Het is niet waarschijnlijk dat men het toen reeds ver zal gebracht hebben in zijne dressuur; maar reeds de majestueuse goedwilligheid en het lankmoedig geduld, waarmede het reusachtig en schrander dier zich liet omleiden en bezichtigen, werd door allen aangemerkt als een hooge graad van getemdheid, daar het voor ieder kennelijk was, dat er niets van dat alles zou kunnen geschieden, tegen diens wil en zonder zijne medewerking en welgevallen.

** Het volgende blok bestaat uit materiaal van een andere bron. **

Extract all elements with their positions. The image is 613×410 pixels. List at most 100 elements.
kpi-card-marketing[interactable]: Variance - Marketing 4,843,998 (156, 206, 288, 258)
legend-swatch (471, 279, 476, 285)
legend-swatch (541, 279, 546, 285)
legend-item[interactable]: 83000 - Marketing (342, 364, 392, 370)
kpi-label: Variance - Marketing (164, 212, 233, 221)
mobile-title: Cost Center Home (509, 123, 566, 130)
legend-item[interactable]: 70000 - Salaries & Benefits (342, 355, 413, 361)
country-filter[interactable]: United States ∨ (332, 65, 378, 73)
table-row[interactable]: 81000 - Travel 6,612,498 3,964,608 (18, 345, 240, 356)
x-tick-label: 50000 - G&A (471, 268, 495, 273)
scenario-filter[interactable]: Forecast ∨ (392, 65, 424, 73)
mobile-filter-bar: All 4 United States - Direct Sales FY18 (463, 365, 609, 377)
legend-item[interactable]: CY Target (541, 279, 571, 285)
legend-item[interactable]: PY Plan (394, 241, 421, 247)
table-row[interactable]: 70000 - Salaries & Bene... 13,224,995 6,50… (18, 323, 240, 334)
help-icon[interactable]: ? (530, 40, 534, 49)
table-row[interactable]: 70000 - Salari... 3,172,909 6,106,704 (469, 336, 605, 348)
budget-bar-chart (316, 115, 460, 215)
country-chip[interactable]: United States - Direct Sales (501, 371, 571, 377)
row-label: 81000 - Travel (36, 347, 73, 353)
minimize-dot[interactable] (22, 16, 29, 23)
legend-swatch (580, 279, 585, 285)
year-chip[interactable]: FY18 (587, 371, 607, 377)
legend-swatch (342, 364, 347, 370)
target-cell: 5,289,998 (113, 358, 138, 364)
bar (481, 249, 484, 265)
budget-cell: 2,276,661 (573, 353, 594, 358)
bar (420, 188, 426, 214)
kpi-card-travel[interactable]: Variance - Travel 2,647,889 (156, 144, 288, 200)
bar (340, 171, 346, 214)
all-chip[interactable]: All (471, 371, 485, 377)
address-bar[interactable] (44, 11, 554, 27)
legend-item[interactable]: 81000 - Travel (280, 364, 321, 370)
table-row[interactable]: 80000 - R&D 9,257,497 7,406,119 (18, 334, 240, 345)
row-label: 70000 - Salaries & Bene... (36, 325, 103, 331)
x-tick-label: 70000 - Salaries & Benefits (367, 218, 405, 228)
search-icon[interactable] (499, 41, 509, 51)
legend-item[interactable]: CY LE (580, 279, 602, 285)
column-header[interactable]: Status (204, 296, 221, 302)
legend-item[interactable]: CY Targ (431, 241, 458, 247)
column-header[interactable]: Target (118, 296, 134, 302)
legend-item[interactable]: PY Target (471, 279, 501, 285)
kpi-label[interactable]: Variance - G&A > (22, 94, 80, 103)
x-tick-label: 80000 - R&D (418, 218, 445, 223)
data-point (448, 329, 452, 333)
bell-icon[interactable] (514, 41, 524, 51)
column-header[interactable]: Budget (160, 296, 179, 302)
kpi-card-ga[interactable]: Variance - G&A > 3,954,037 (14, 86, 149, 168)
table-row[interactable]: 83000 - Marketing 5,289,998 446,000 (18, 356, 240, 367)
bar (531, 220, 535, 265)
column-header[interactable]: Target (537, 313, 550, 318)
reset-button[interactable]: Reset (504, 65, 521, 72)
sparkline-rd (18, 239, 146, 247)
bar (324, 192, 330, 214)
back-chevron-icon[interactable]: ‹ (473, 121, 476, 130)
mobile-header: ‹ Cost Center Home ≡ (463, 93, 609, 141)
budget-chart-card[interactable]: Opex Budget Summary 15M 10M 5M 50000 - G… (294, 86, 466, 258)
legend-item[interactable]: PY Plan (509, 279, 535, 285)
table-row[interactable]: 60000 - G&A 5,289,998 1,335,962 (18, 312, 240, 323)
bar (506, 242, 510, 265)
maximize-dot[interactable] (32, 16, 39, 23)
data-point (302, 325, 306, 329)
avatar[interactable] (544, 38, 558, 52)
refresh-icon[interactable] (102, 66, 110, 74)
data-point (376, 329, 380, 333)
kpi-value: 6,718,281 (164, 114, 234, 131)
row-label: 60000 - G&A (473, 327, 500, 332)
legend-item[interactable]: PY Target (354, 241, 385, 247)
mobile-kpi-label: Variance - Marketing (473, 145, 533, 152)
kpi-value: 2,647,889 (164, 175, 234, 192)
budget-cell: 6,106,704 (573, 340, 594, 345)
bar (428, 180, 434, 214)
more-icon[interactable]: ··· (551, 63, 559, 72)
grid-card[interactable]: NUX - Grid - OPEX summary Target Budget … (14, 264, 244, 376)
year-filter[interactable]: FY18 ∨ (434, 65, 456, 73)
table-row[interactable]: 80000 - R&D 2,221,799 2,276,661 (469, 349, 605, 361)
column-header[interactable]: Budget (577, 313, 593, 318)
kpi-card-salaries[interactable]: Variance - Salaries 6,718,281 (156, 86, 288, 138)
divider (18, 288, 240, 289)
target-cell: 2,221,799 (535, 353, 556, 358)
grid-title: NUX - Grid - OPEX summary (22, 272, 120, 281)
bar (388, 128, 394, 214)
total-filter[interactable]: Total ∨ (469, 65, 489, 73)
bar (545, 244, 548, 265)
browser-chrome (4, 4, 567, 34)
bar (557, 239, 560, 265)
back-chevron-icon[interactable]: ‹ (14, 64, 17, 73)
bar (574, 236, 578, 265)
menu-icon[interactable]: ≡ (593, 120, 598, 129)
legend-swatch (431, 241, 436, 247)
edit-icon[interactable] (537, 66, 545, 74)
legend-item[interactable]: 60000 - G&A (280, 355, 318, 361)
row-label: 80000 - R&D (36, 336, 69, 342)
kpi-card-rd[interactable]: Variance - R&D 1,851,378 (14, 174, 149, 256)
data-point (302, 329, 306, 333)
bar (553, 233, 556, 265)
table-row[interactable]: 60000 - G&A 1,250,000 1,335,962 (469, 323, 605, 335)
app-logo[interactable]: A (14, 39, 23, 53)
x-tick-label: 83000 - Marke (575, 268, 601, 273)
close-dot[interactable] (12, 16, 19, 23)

»Je hebt al je portie om ien koebeest of ien varken voort te krijgen als ze niet en willen, en dan zoo’n heerschap, dat’s nog wat anders," merkte een snedige boer aan, terwijl hij nog een laatsten, verwonderden blik op den kolossalen vreemdeling wierp, eer hij zich afwendde om te gaan.

»Nou den Teunis! als we zulke varkens of koebeesten hadden, deer zou wat anzitten veur de kuip!" voegde zijn makker hem toe.

»’t Zou mooi voer kosten ook! Ik mien dat der ien wagen of wat hooi toe gaan zou!"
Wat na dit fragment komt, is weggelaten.